Voters approach a computerized touch screen to key in each of their votes. Versions of the system have been used in WV.

Pros:

There is no cost incurred for printing of ballots.

There is no need for space to store unused ballots.

The equipment meets all state and federal laws, as long as a paper trail is provided.

Does not allow voters to over vote, forcing their ballots to be reviewed and possibly thrown out.

Votes for write-in candidates are contained within the system, and are printed out on election night. The system helps guarantee no write-in votes are overlooked.

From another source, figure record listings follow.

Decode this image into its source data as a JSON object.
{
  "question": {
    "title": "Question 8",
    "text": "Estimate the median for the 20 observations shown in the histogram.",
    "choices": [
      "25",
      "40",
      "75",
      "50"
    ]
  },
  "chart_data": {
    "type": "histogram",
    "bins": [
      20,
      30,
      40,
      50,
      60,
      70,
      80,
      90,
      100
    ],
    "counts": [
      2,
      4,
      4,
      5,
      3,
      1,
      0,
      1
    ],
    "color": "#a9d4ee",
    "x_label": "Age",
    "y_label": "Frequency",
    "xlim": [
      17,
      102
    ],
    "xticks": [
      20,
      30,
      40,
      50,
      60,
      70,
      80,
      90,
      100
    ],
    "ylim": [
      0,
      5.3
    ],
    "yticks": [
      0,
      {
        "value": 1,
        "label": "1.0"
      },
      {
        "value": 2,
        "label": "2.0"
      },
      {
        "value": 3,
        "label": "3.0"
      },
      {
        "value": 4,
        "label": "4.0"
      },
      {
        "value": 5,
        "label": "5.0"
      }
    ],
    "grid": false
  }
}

Takes a minimal amount of time to tabulate.

Cons:

Questions still exist as to how the paper receipts will be secured.

Receipt paper rolls must be changed properly and frequently.

Updated technology could be unveiled in the future, making machines bought in 2005 obsolete.

It has not been proven that touch screen is the best method for securing data.

No such problems have been reported in West Virginia.

VOTING MACHINE POLITICS

- 80 percent of votes in America are counted by only two companies: Diebold and ES&S, owned by brothers. The chairman and CEO of Diebold is a major Bush campaign organizer and donor who wrote in 2003 that he was "committed to helping Ohio deliver its electoral votes to the President next year."

- Jeff Dean, Diebold's senior vice-president and senior programmer on Diebold's central compiler code, was convicted on 23 counts of felony theft in the first degree and he was convicted of planting back doors in his software and using a "high degree of sophistication" to evade detection over a period of 2 years.

- There is no federal agency with regulatory oversight of the U.S. voting machine industry, but the feds regulate gambling machines. Diebold also makes ATM's, checkout scanners, and ticket machines, all of which log each transaction and can generate a paper trail. Diebold's voting machines leave no paper trail.

- ES&S is the largest voting machine manufacturer in the US, and counts almost 60 percent of all U.S. votes.

- California banned the use of Diebold machines because the security was so bad.

- 20 percent of all U.S. votes are carried out on unverifiable touch screen voting machines with no paper trail.